Springfield Police Commissioner Cheryl Clapprood told the I-Team, the system is arbitrary. “It’s the on-duty clerk of courts who’s basically the on-call judge. We’ll get clerks who are very sympathetic to our cause and the seriousness of the crime and the bail may be a little higher, where some clerks may not be.”

Bail commissioners and clerks only get paid for after-hours hearings if the defendant posts bail. It’s a $40 fee that goes directly into their pockets. If the suspect can’t afford the bail, commissioners and clerks will walk away from the hearing empty handed.
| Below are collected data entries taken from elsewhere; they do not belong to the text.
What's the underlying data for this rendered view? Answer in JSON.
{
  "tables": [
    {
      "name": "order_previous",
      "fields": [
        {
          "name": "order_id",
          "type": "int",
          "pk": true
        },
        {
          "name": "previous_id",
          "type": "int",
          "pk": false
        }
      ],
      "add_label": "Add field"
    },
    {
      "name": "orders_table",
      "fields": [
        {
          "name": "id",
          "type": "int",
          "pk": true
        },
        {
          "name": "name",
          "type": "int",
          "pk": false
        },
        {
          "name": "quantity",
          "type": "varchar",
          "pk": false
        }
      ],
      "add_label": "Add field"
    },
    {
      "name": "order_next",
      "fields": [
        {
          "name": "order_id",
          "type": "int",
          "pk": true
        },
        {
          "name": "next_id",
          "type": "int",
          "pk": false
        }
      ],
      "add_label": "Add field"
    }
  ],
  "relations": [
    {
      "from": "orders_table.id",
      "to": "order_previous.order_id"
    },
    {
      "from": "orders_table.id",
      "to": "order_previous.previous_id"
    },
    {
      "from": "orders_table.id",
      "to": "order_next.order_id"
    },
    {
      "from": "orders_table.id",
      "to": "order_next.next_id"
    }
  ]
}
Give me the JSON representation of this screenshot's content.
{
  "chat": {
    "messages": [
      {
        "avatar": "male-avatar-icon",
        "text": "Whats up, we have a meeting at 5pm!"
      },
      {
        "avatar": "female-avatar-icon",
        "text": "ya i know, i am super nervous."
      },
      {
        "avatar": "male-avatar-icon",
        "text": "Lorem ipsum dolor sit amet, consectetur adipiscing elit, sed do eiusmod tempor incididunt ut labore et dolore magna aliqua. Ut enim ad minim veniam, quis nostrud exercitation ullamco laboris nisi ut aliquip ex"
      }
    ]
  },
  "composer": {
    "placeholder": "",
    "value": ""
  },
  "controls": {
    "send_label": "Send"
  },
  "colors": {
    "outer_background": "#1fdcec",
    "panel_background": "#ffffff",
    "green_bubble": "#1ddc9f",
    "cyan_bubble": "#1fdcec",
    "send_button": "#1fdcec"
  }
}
The I-Team crunched numbers from the state, and discovered commissioners and clerks made a total of $2-million in bail fees last year alone.

Former Springfield Mayor Mary Hurley is a retired judge, who now sits on the Governor’s council.

TAMARA: “Do you think the $40 fee is incentive to let someone go?”
HURLEY: “It shouldn’t be, whether or not it is depends on a lot of different circumstances.”

Hurley told the I-Team, no one is getting rich off after-hours bail hearings.

She also said these hearings are optional for clerk magistrates, which means the state needs to offer some type of incentive to get volunteers. “I think we have a very good system. If someone gets arrested and you’re asking someone to get out of bed in the middle of the night to go bail them out, is $40 enough? I’m not sure it would be for me.”

The system may also have some flaws. Remember the suspect we told you about who posted his $1,000 bail in Springfield? We found out that when he was arraigned in court the following day on the same charges, the judge bumped up his bail up to $10,000.

Hurley told the I-Team, clerks and commissioners do the best they can with the information they have. “Between the time they set bail and the time the person gets to court, there may be additional facts that have been discovered, that are presented to the Assistant District or District Attorney who’s doing the bail argument.”

She said the information available at the arraignment may not have been available the night of the arrest. “Monday morning quarterbacking is great the for the person who’s talking about the plays after, but when you’re setting bail, you have a certain amount of facts, things can change or develop over a period of time.”

However, that doesn’t make it any less frustrating for the officers who have to watch repeat offenders get out on bail, hours after an arrest. “It’s arbitrary really right now, that’s why it’s discouraging to police officers,”

Commissioner Clapprood is pushing the state to expand the criteria to consider someone a danger to society. That would make it easier to hold repeat offenders, until a judge can hear the case.


  • The type of crime the defendant is accused of committing
  • The potential penalty, or sentence, for that crime.
  • They also have to determine if the defendant:
  • Is a flight risk
  • Has a Board of Probation (BOP) record or other criminal records
  • Has a history of defaults — in other words, if the defendant has a history of not showing up when they’re supposed to be at court


  • On probation or parole, or has other open cases
  • From the area or has family in the area
  • Employed
  • In domestic violence cases, if a defendant’s release will harm the community and/or the victim.

All these factors are in addition to determining whether a defendant is likely to come to court on their court date.